Chose assez rare pour le signaler, dans Toni Erdmann, il n’y a quasiment aucun enfant. Dans le cinéma contemporain traitant du sujet des relations familiales, c’est presque un exploit. D’autant plus qu’un des sujet principal du film c’est l’Enfance. La conséquence de voir alors des adultes jouer aux enfants est à la fois loufoque et particulièrement triste.
Toni Erdmann est l’histoire du chat et du chat, deux personnalités instables qui ne savent même plus pourquoi elles s’aiment, et qui jouent à celui qui pissera le plus loin. Ou du moins, qui poussera le bouchon le plus loin dans l’absurdité de sa vie.
D’un côté, nous rencontrons Winfried, le genre de mec bien sympa en soirée mais qui doit être vite pénible à vivre. Sa vie n’est qu’une succession de farces, de blagues potaches dans lesquels il s’invente tout un tas de personnages, histoire de ne jamais prendre ses responsabilités. De l’autre côté, on découvre Ines (incroyable Sandra Hüller) une jeune femme tellement dépressive qu’elle vous dégouterait des cupcakes. Pour terminer ce tableau, en toile de fond, c’est la Roumanie, entre ses hôtels de luxe et son profond désespoir.
« C’est quoi le bonheur ? »
Et pourtant, malgré tout cela, Toni Erdmann est sans doute le film le plus rafraîchissant que j’ai vu depuis bien longtemps. Je n’aurais jamais pensé dire cela d’un film allemand. C’est comme si Loach avait tourné avec les Monty Pythons. On rit mais on ne sait plus si c’est par gêne, par pudeur ou en désespoir de cause. Certaines scènes sont si brillantes sur ce point qu’elles deviennent des moments d’anthologie. Bien évidemment, il y a ce point culminant lors de la fête d’anniversaire d’Inès, réunion jouissive entre mal-être, ridicule et sincérité, mais il y a surtout ce tour de chant, tour de force de Sandra Hüller, où explose toute la beauté du film, l’équilibre parfait entre la mise à nu bouleversante et le moment de gêne absolu.

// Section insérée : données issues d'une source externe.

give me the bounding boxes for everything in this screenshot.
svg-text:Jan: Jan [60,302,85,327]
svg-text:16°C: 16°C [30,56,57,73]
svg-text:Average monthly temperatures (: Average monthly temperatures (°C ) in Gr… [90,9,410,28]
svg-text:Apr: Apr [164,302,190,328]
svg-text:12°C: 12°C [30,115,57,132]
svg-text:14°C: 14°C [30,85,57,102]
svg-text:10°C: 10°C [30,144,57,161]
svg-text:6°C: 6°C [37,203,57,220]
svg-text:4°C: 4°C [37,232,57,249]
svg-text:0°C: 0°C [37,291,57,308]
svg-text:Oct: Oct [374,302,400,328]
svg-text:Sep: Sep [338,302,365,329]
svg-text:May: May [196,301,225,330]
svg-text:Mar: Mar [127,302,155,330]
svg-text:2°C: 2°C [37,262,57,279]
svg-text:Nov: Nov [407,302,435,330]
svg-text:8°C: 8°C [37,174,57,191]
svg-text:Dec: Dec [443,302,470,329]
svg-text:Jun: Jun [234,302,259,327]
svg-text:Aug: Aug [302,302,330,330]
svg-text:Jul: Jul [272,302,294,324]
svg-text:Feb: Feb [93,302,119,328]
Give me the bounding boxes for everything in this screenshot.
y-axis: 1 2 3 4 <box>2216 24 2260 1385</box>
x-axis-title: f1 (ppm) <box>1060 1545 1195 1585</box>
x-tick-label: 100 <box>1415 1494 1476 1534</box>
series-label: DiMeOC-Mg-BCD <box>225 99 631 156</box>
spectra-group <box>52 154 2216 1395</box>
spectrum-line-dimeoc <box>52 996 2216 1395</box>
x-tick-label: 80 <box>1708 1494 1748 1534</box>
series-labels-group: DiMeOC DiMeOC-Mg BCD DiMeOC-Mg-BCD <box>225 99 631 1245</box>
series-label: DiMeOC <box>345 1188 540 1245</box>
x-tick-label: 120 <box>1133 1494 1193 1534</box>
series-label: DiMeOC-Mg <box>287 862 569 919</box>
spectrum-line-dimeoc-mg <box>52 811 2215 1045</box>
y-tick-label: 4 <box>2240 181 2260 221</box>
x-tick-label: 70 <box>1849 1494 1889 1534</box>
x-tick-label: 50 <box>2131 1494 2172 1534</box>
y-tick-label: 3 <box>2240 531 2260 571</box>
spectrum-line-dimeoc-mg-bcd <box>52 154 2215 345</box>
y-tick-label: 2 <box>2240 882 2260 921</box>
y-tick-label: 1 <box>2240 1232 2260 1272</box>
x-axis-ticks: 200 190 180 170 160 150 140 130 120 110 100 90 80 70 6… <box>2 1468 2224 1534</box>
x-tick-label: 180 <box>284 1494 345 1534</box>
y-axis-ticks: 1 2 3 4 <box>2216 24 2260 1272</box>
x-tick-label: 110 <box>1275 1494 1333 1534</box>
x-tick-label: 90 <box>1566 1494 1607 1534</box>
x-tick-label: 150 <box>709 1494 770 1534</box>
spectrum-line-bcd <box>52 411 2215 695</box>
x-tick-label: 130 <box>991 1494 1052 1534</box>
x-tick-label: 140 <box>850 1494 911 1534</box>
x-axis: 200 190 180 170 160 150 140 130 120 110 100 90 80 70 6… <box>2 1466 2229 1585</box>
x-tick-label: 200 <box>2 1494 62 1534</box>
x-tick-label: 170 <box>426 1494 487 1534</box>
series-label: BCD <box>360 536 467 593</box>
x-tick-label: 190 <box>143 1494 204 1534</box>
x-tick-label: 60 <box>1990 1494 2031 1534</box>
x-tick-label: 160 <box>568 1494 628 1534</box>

Le film navigue sans cesse sur cette corde raide. Parfois il nous laisse le suivre dans un courant impétueux et à d’autres moments il nous largue, nous laissant nous agripper à une bouée de fortune, un éclat de rire mal placé, un coussin péteur des grands jours.
A l’instar du message final du film, il nous faut saisir l’instant où tout est parfait, où le timing a la grâce d’un métronome, tout en boudant cet « après » où tout redevient fade et où le drôle laisse la place à la confusion et l’inconfort.
« Ne perdez jamais le sens de l’humour »
N’y aurait-il que l’humour pour sauver nos pauvres carcasses de ce monde crade où l’autodestruction répond à la superficialité ? C’est dans les méandres de cette hypothèse que Toni Erdmann est né. Mais essayer de faire rire à un enterrement c’est quand même plus compliqué que dans une fête foraine. Il faut être passé maître dans l’art de l’humour et le dosage des sentiments pour écrire un tel film, où les personnages, à force de jeux et de masques, ne peuvent sincèrement se retrouver qu’en étant à poils.